You’re not on a giant cruise ship with hundreds of other travelers, but on a sailboat or power boat that you’ve chartered with family and friends. You’re free to explore the sea surrounding beautiful tropical islands, dropping anchor to go for a swim or bed down for the night. Does it sound too good to be true? You’d be surprised at how easy and affordable charter cruising can be, providing you do your homework and know what to expect before you embark.

Charter Types: Crewed vs. Bareboat
There are two main types of charters to consider when it comes to Caribbean cruising: fully crewed or bareboat. A fully crewed charter is a yacht rental that includes a captain or skipper and one or more crew members who are responsible for operating and navigating the boat. The crew also plans the itinerary, based on passenger input. This type of charter is frequently a luxury experience, with an onboard chef preparing gourmet meals for passengers. In addition, the crew may be in charge of scheduling onshore excursions and setting up water activities such as snorkeling and kayaking. Your only responsibility is to relax and have fun.

A bareboat charter is one that you and your travel companions crew yourself. This can be a more adventurous experience than a crewed charter, with greater responsibility as well as more freedom and privacy. You don’t need a formal license or certification for this type of charter, but one or more passengers should have some knowledge and experience in boat handling, navigation and basic seamanship. Expect the charter company to ask about your boating background before approving your bareboat charter.

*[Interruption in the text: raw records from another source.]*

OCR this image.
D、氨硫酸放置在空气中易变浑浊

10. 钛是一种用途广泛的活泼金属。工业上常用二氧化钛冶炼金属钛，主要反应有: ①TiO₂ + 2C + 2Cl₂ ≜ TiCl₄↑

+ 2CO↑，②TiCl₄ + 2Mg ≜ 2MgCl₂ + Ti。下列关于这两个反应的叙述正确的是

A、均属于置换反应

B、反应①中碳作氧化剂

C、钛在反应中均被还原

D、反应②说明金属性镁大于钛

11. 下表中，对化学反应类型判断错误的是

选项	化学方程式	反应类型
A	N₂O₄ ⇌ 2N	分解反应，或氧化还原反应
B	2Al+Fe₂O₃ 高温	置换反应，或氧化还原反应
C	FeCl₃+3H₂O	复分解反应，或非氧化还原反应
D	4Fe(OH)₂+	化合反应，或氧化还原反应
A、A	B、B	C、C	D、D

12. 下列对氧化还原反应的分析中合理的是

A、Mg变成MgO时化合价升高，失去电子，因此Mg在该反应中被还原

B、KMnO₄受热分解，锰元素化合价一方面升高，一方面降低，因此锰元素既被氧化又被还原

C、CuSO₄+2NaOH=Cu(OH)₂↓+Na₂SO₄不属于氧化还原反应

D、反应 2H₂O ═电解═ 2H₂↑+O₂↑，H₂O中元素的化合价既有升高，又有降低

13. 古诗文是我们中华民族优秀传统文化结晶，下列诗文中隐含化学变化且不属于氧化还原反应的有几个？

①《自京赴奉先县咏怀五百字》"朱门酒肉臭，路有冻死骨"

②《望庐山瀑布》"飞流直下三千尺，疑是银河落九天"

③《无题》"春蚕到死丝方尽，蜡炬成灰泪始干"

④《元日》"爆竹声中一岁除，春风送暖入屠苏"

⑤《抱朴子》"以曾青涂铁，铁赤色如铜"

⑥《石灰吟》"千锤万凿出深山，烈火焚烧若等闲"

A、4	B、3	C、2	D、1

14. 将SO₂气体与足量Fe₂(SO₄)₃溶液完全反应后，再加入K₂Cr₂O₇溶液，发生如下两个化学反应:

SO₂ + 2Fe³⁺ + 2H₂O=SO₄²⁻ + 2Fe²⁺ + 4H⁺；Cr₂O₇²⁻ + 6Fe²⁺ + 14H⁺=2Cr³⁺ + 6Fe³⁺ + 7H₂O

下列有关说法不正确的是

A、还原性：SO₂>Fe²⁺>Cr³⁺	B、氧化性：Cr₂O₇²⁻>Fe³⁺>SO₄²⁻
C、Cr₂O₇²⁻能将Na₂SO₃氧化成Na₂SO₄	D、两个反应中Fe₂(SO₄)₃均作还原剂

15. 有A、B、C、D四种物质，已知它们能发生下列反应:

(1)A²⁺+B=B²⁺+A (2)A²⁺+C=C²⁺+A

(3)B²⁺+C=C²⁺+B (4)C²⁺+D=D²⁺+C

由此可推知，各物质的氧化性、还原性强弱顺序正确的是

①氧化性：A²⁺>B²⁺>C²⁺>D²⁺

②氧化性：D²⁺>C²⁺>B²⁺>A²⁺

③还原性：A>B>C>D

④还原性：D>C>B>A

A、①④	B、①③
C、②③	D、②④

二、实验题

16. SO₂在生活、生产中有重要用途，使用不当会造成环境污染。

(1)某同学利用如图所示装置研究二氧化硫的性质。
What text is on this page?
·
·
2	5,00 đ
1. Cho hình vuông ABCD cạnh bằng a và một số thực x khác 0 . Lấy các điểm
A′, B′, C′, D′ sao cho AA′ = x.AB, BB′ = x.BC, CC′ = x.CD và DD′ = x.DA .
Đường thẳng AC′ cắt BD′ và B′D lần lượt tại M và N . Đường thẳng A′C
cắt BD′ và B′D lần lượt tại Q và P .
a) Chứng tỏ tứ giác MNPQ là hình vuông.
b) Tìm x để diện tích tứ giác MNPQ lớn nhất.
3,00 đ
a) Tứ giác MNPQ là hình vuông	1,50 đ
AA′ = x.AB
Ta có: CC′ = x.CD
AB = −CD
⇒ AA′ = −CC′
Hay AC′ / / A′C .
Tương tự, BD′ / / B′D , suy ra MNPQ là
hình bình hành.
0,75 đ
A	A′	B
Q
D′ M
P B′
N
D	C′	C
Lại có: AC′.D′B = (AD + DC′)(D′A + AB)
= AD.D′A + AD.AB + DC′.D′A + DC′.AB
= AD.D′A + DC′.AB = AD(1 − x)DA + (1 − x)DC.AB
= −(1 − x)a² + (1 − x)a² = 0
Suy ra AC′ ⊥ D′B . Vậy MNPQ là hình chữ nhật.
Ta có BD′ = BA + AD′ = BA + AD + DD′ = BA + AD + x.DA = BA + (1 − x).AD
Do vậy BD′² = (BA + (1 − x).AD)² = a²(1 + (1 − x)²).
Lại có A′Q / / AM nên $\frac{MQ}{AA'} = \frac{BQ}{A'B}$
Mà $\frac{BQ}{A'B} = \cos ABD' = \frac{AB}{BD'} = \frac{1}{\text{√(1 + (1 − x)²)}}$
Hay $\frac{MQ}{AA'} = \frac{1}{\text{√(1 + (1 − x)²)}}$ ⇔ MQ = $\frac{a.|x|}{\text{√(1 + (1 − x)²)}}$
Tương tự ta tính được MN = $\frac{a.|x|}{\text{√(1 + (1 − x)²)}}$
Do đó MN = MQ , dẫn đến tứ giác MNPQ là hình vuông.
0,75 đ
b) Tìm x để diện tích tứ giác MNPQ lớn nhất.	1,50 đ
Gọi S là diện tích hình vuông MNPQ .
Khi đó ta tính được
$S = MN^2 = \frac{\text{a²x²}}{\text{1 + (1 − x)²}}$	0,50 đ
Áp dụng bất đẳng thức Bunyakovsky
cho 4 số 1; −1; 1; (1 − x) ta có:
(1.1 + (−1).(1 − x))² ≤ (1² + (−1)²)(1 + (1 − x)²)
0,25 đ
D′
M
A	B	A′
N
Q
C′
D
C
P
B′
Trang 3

If your heart is set on a bareboat charter but your boating skills are a little rusty, you can brush up with courses available through the American Sailing Association or the United States Power Squadron. An alternative offered by some charter companies is a combination of the crewed and bareboat experiences, with a skipper who helps the passengers crew the boat for one day or the entire voyage. This takes some of the pressure off and lets you enjoy cruising without worrying about mishaps at sea.

Power or Sail?
In addition to deciding on a crewed or bareboat charter, you’ll also need to decide on the type of charter yacht: power or sail. Although bareboat charters are traditionally sailboats, the Caribbean is suited for both types of vessels and powerboat charters are available in many areas. Many people prefer the ease and speed of powerboats, but a sailboat charter can be less expensive since less fuel is needed. Some say that sailing is for those who enjoy the journey, while powerboating is about the destination. In the end, the choice is individual and should be based on passenger preferences and skills.

Where to Go
The Caribbean Sea stretches from Florida to Venezuela and includes approximately 7,000 individual islands arranged in a crescent-shaped chain more than 2,000 miles long. The area is the ideal cruising location because many of the islands are clustered together in groups, making it possible to cruise by day and spend each night anchored in the shelter of an island cove or bay. Top destinations include Puerto Rico, the Bahamas, Jamaica, Cuba, the Cayman Islands, Aruba, Barbados, British Virgin Islands and the U.S. Virgin Islands.

What to Expect
Weather is an important consideration when it comes to planning a Caribbean vacation on the water. Hurricane season lasts from June to November, so most people who charter cruises avoid those months. Before you depart, you should expect your charter company to provide complete information about expected weather conditions as well as detailed navigation charts showing anchorages, cruising grounds and prevailing conditions along your planned itinerary. You should also expect to be given a full tour of your charter yacht and, if on a bareboat charter, receive a demonstration of your charter yacht’s features and operating systems.

Getting Started
The best way to begin planning a Caribbean island hopping vacation is by focusing in on the area you want to visit and researching available boat charters in that area. You’ll find a wealth of information online. One tip when choosing a charter company—take the age of the company’s fleet into account. An older boat may be less expensive to charter but it also may be less comfortable or more difficult to operate. Some people avoid charter surprises by working with a charter broker who can visit and inspect a yacht before they decide. This service is usually offered free of charge to the client, with the charter owner picking up the fee.